Le ministère des Affaires étrangères a répondu, le 30 octobre, à ma question sur les conditions dans lesquelles s’est effectué le déménagement de la
Maison des Français de l’étranger, en m’assurant que la dispersion actuelle des bureaux était provisoire…
Le 2 novembre, j’ai attiré l'attention du ministre des Affaires étrangères sur la situation des
enfants français en situation de détresse à l’étranger, et lui ai demandé de faire le bilan du partenariat signé avec le Défenseur des enfants.
Le 25 mai, j’avais saisi le ministre des Affaires étrangères du cas d’un entrepreneur français lourdement condamné au Vietnam pour fraude fiscale – en fait semble-t-il pour refus de corruption. Le ministre m’a assuré le 3 août que le consulat général d’Ho Chi Minh-Ville suivait l’affaire et s’efforçait d’améliorer la situation de notre compatriote, tout en rappelant qu’il ne pouvait interférer dans une décision de justice.
J’avais interrogé le 19 janvier le ministre délégué à la sécurité sociale sur le versement des
prestations familiales aux personnels de l’éducation nationale affectés en Andorre.
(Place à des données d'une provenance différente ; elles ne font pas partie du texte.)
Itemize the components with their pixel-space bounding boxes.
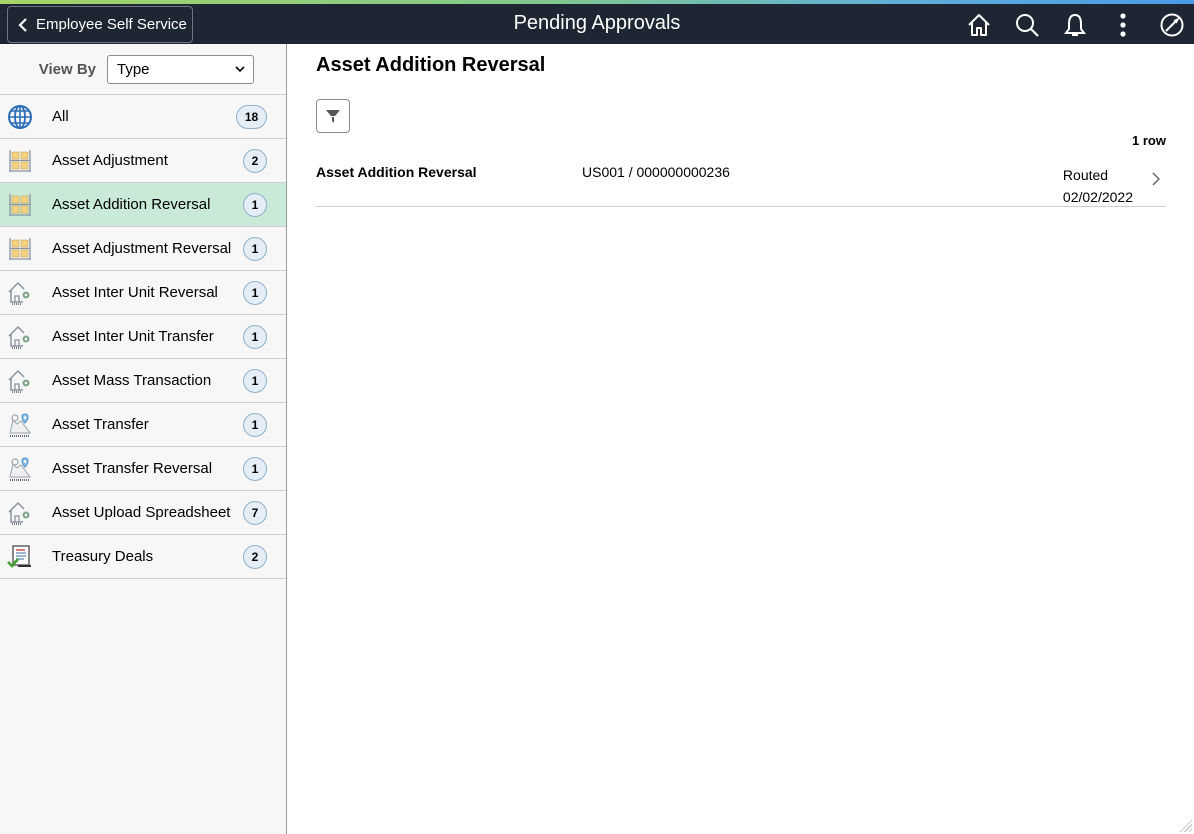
actions-menu-button[interactable] xyxy=(1108,10,1138,40)
sidebar-item-label: Asset Inter Unit Transfer xyxy=(52,328,214,345)
sidebar-item-asset-transfer-reversal[interactable]: Asset Transfer Reversal 1 xyxy=(0,447,286,491)
actions-menu-icon xyxy=(1120,13,1126,37)
sidebar-item-asset-inter-unit-transfer[interactable]: Asset Inter Unit Transfer 1 xyxy=(0,315,286,359)
home-icon xyxy=(968,14,990,36)
house-gear-icon xyxy=(7,500,33,526)
sidebar-item-label: All xyxy=(52,108,69,125)
chevron-down-icon xyxy=(235,65,245,72)
sidebar-item-asset-transfer[interactable]: Asset Transfer 1 xyxy=(0,403,286,447)
sidebar-item-label: Asset Addition Reversal xyxy=(52,196,211,213)
navbar-button[interactable] xyxy=(1157,10,1187,40)
home-button[interactable] xyxy=(964,10,994,40)
sidebar-item-asset-mass-transaction[interactable]: Asset Mass Transaction 1 xyxy=(0,359,286,403)
notifications-button[interactable] xyxy=(1060,10,1090,40)
sidebar-item-asset-inter-unit-reversal[interactable]: Asset Inter Unit Reversal 1 xyxy=(0,271,286,315)
count-badge: 2 xyxy=(243,544,267,569)
view-by-label: View By xyxy=(38,60,96,78)
count-badge: 1 xyxy=(243,192,267,217)
sidebar-item-label: Asset Inter Unit Reversal xyxy=(52,284,218,301)
sidebar: View By Type All 18 Asset Adjustment 2 Asset… xyxy=(0,44,287,834)
sidebar-item-label: Asset Adjustment xyxy=(52,152,168,169)
section-title: Asset Addition Reversal xyxy=(316,54,546,76)
count-badge: 18 xyxy=(236,104,267,129)
count-badge: 1 xyxy=(243,280,267,305)
back-button[interactable]: Employee Self Service xyxy=(7,6,193,43)
sidebar-item-asset-upload-spreadsheet[interactable]: Asset Upload Spreadsheet 7 xyxy=(0,491,286,535)
view-by-value: Type xyxy=(117,60,150,78)
type-list: All 18 Asset Adjustment 2 Asset Addition Rev… xyxy=(0,95,286,579)
navbar-compass-icon xyxy=(1160,13,1184,37)
sidebar-item-asset-addition-reversal[interactable]: Asset Addition Reversal 1 xyxy=(0,183,286,227)
count-badge: 7 xyxy=(243,500,267,525)
view-by-bar: View By Type xyxy=(0,44,286,95)
view-by-select[interactable]: Type xyxy=(107,54,254,84)
filter-button[interactable] xyxy=(316,99,350,133)
house-gear-icon xyxy=(7,280,33,306)
house-gear-icon xyxy=(7,368,33,394)
sidebar-item-label: Asset Transfer xyxy=(52,416,149,433)
count-badge: 1 xyxy=(243,368,267,393)
search-button[interactable] xyxy=(1012,10,1042,40)
row-date: 02/02/2022 xyxy=(1062,189,1133,205)
sidebar-item-treasury-deals[interactable]: Treasury Deals 2 xyxy=(0,535,286,579)
count-badge: 1 xyxy=(243,456,267,481)
app-header: Employee Self Service Pending Approvals xyxy=(0,4,1194,44)
warehouse-shelf-icon xyxy=(7,192,33,218)
row-status: Routed xyxy=(1062,167,1109,183)
document-check-icon xyxy=(7,544,33,570)
sidebar-item-label: Treasury Deals xyxy=(52,548,154,565)
sidebar-item-asset-adjustment[interactable]: Asset Adjustment 2 xyxy=(0,139,286,183)
chevron-left-icon xyxy=(18,17,27,32)
sidebar-item-label: Asset Transfer Reversal xyxy=(52,460,213,477)
search-icon xyxy=(1016,14,1039,37)
row-type: Asset Addition Reversal xyxy=(316,164,477,180)
filter-icon xyxy=(326,110,340,123)
warehouse-shelf-icon xyxy=(7,236,33,262)
main-content: Asset Addition Reversal 1 row Asset Addi… xyxy=(288,44,1194,834)
warehouse-shelf-icon xyxy=(7,148,33,174)
sidebar-item-label: Asset Adjustment Reversal xyxy=(52,240,232,257)
globe-icon xyxy=(7,104,33,130)
row-id: US001 / 000000000236 xyxy=(582,164,730,180)
house-gear-icon xyxy=(7,324,33,350)
approval-row[interactable]: Asset Addition Reversal US001 / 00000000… xyxy=(316,152,1166,207)
count-badge: 2 xyxy=(243,148,267,173)
row-status-block: Routed 02/02/2022 xyxy=(1063,164,1133,208)
sidebar-item-label: Asset Mass Transaction xyxy=(52,372,212,389)
sidebar-item-asset-adjustment-reversal[interactable]: Asset Adjustment Reversal 1 xyxy=(0,227,286,271)
chevron-right-icon xyxy=(1152,172,1160,186)
resize-handle[interactable] xyxy=(1178,818,1192,832)
back-button-label: Employee Self Service xyxy=(36,16,187,33)
map-location-icon xyxy=(7,456,33,482)
map-location-icon xyxy=(7,412,33,438)
count-badge: 1 xyxy=(243,412,267,437)
row-count: 1 row xyxy=(1132,133,1166,148)
count-badge: 1 xyxy=(243,324,267,349)
sidebar-item-label: Asset Upload Spreadsheet xyxy=(52,504,231,521)
sidebar-item-all[interactable]: All 18 xyxy=(0,95,286,139)
count-badge: 1 xyxy=(243,236,267,261)
notifications-icon xyxy=(1064,13,1086,36)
Il m’a répondu au bout de sept mois qu’il y avait bien eu un transfert de gestion, mais qu’il n’a pas affecté les agents en poste en Andorre, lesquels devraient continuer à percevoir les allocations familiales servies par le rectorat et la prime de naissance ou à l’adoption servie par la caisse d’allocations familiales de Perpignan.
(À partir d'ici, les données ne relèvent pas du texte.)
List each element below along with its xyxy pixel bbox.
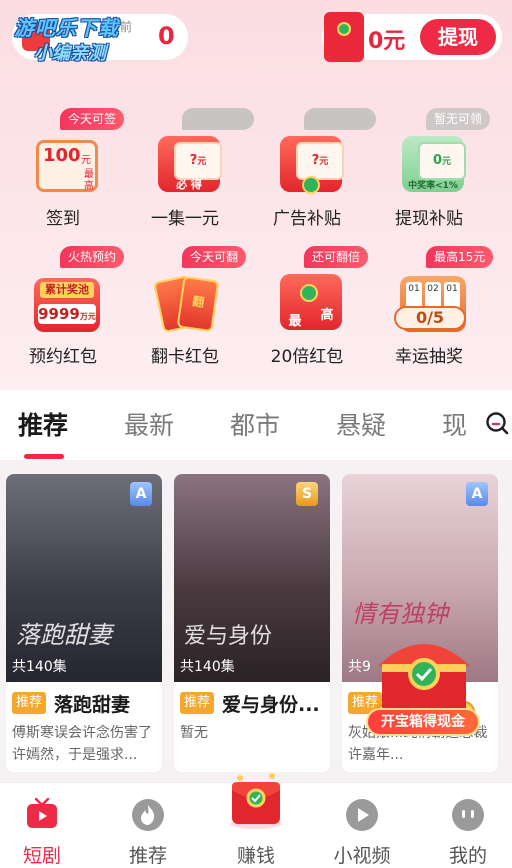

A ma question du 27 avril sur la mise en place des visas biométriques et ses conséquences sur les charges de travail des consulats, le ministre des Affaires étrangères m’a répondu le 22 juin qu’à la phase actuelle d’expérimentation dans cinq consulats succèdera, avant la généralisation du système, une autre période d’expérimentation dans une nombre plus grand de consulats. Quant aux conséquences financières, elles sont encore examinées. L’augmentation du prix du visa ne doit pas suffire, car « l’articulation des recettes et du financement est encore à l’étude ».
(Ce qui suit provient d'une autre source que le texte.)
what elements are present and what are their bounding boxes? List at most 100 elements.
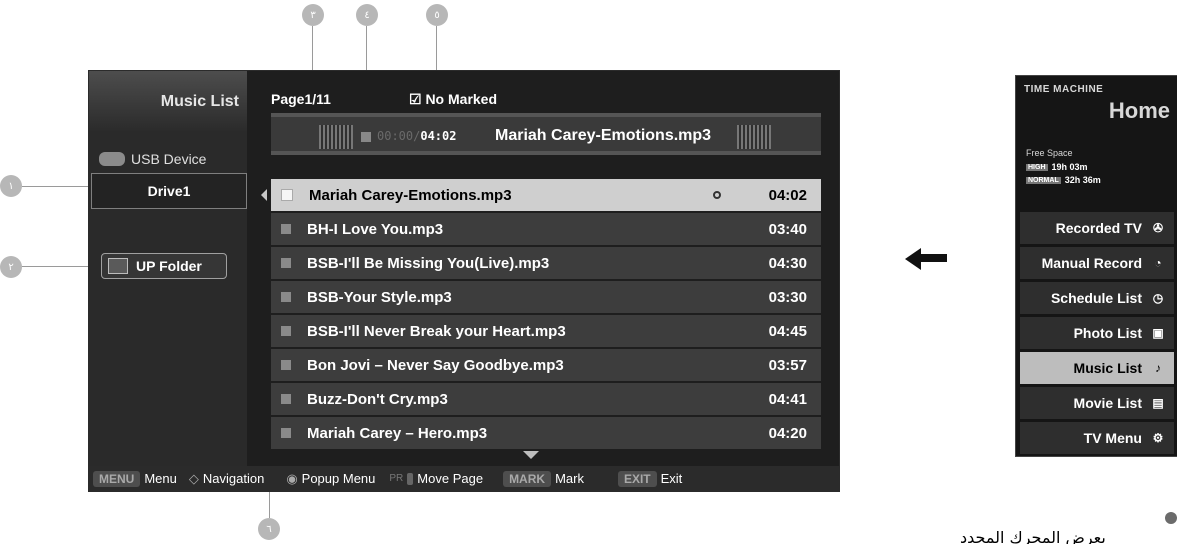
high-quality-space: HIGH 19h 03m — [1026, 162, 1088, 172]
menu-item-manual-record[interactable]: Manual Record ◔ — [1020, 247, 1174, 279]
mark-checkbox[interactable] — [281, 189, 293, 201]
time-machine-panel: TIME MACHINE Home Free Space HIGH 19h 03… — [1015, 75, 1177, 457]
mark-checkbox[interactable] — [281, 326, 291, 336]
time-machine-menu: Recorded TV ✇ Manual Record ◔ Schedule L… — [1020, 212, 1174, 457]
menu-item-label: Photo List — [1073, 325, 1142, 341]
menu-item-label: Music List — [1073, 360, 1142, 376]
drive-item[interactable]: Drive1 — [91, 173, 247, 209]
tv-manual-page: ٣ ٤ ٥ ١ ٢ ٦ Music List USB Device Drive1… — [0, 0, 1177, 544]
mark-checkbox[interactable] — [281, 394, 291, 404]
playlist-row[interactable]: BH-I Love You.mp3 03:40 — [271, 213, 821, 245]
mark-label: Mark — [555, 471, 584, 486]
navigation-label: Navigation — [202, 471, 265, 486]
mark-checkbox[interactable] — [281, 360, 291, 370]
up-folder-label: UP Folder — [136, 258, 202, 274]
move-page-label: Move Page — [417, 471, 484, 486]
playlist-row[interactable]: BSB-Your Style.mp3 03:30 — [271, 281, 821, 313]
song-name: BSB-I'll Never Break your Heart.mp3 — [307, 322, 566, 340]
up-folder-button[interactable]: UP Folder — [101, 253, 227, 279]
mark-checkbox[interactable] — [281, 428, 291, 438]
music-list-screen: Music List USB Device Drive1 UP Folder P… — [88, 70, 840, 492]
playing-indicator-icon — [713, 191, 721, 199]
mark-help[interactable]: MARK Mark — [503, 470, 584, 487]
now-playing-bar: 00:00/04:02 Mariah Carey-Emotions.mp3 — [271, 113, 821, 155]
mark-checkbox[interactable] — [281, 292, 291, 302]
menu-item-label: Schedule List — [1050, 290, 1142, 306]
scroll-down-arrow-icon[interactable] — [523, 451, 539, 459]
song-duration: 04:30 — [768, 254, 807, 272]
navigation-icon: ◇ — [188, 470, 199, 486]
movie-icon: ▤ — [1152, 396, 1164, 410]
folder-up-icon — [108, 258, 128, 274]
caption-text: يعرض المحرك المحدد — [960, 528, 1106, 544]
menu-item-photo-list[interactable]: Photo List ▣ — [1020, 317, 1174, 349]
menu-item-label: Movie List — [1073, 395, 1142, 411]
menu-help[interactable]: MENU Menu — [93, 470, 177, 487]
usb-device-row: USB Device — [99, 149, 206, 169]
exit-label: Exit — [660, 471, 683, 486]
time-machine-title: TIME MACHINE — [1024, 84, 1104, 95]
mark-checkbox[interactable] — [281, 224, 291, 234]
usb-device-label: USB Device — [131, 151, 207, 167]
playlist-row[interactable]: Bon Jovi – Never Say Goodbye.mp3 03:57 — [271, 349, 821, 381]
song-duration: 04:20 — [768, 424, 807, 442]
film-reel-icon: ✇ — [1152, 221, 1164, 235]
home-title: Home — [1108, 98, 1170, 123]
play-time: 00:00/04:02 — [377, 129, 456, 143]
menu-item-label: Manual Record — [1041, 255, 1142, 271]
total-time: 04:02 — [420, 129, 457, 143]
scroll-left-arrow-icon[interactable] — [261, 189, 267, 201]
song-name: Mariah Carey – Hero.mp3 — [307, 424, 488, 442]
page-info-bar: Page1/11 ☑ No Marked — [271, 91, 497, 107]
playlist-row[interactable]: BSB-I'll Be Missing You(Live).mp3 04:30 — [271, 247, 821, 279]
move-page-help[interactable]: PR Move Page — [389, 471, 483, 486]
menu-item-tv-menu[interactable]: TV Menu ⚙ — [1020, 422, 1174, 454]
menu-item-schedule-list[interactable]: Schedule List ◷ — [1020, 282, 1174, 314]
menu-item-label: Recorded TV — [1055, 220, 1142, 236]
popup-menu-help[interactable]: ◉ Popup Menu — [286, 471, 375, 487]
playlist-row[interactable]: Mariah Carey-Emotions.mp3 04:02 — [271, 179, 821, 211]
song-duration: 03:57 — [768, 356, 807, 374]
navigation-help[interactable]: ◇ Navigation — [189, 471, 264, 487]
high-space-value: 19h 03m — [1051, 162, 1088, 172]
left-arrow-icon — [905, 248, 947, 270]
timer-record-icon: ◔ — [1154, 256, 1162, 270]
music-note-icon: ♪ — [1155, 361, 1161, 375]
normal-space-value: 32h 36m — [1064, 175, 1101, 185]
exit-key: EXIT — [617, 470, 657, 487]
normal-quality-space: NORMAL 32h 36m — [1026, 175, 1101, 185]
callout-1: ١ — [0, 175, 22, 197]
song-name: Mariah Carey-Emotions.mp3 — [309, 186, 512, 204]
menu-help-label: Menu — [144, 471, 177, 486]
playlist: Mariah Carey-Emotions.mp3 04:02 BH-I Lov… — [271, 179, 821, 451]
elapsed-time: 00:00/ — [377, 129, 421, 143]
menu-item-recorded-tv[interactable]: Recorded TV ✇ — [1020, 212, 1174, 244]
exit-help[interactable]: EXIT Exit — [617, 470, 683, 487]
callout-1-line — [22, 186, 90, 187]
menu-key: MENU — [93, 470, 141, 487]
callout-6: ٦ — [258, 518, 280, 540]
bottom-help-bar: MENU Menu ◇ Navigation ◉ Popup Menu PR M… — [89, 466, 839, 491]
playlist-row[interactable]: Buzz-Don't Cry.mp3 04:41 — [271, 383, 821, 415]
song-duration: 03:30 — [768, 288, 807, 306]
playlist-row[interactable]: Mariah Carey – Hero.mp3 04:20 — [271, 417, 821, 449]
normal-tag: NORMAL — [1026, 176, 1061, 184]
now-playing-song: Mariah Carey-Emotions.mp3 — [495, 127, 712, 144]
playlist-row[interactable]: BSB-I'll Never Break your Heart.mp3 04:4… — [271, 315, 821, 347]
music-list-title: Music List — [160, 93, 239, 110]
ok-button-icon: ◉ — [286, 470, 298, 486]
song-name: BH-I Love You.mp3 — [307, 220, 444, 238]
menu-item-music-list[interactable]: Music List ♪ — [1020, 352, 1174, 384]
song-duration: 04:02 — [768, 186, 807, 204]
pr-key: PR — [389, 473, 404, 484]
free-space-label: Free Space — [1026, 148, 1073, 158]
song-duration: 03:40 — [768, 220, 807, 238]
menu-item-movie-list[interactable]: Movie List ▤ — [1020, 387, 1174, 419]
mark-key: MARK — [503, 470, 552, 487]
mark-checkbox[interactable] — [281, 258, 291, 268]
stop-icon[interactable] — [361, 132, 371, 142]
callout-3: ٣ — [302, 4, 324, 26]
photo-icon: ▣ — [1152, 326, 1164, 340]
high-tag: HIGH — [1026, 163, 1048, 171]
song-name: Bon Jovi – Never Say Goodbye.mp3 — [307, 356, 564, 374]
Le 22 juin j’ai attiré l’attention du ministre des Affaires étrangères sur la situation des
personnels français mis à disposition de l’OSCE, bien moins rémunérés que les agents des autres pays, et dont le statut est précaire et la protection sociale insuffisante.
A la suite de la liquidation, sans indemnité, d’une société française implantée à Phnom Penh, j’ai le 25
mai attiré l’attention du ministre des Affaires étrangères sur le non-respect par les autorités cambodgiennes de l’accord de protection et d’encouragement réciproque des investissements.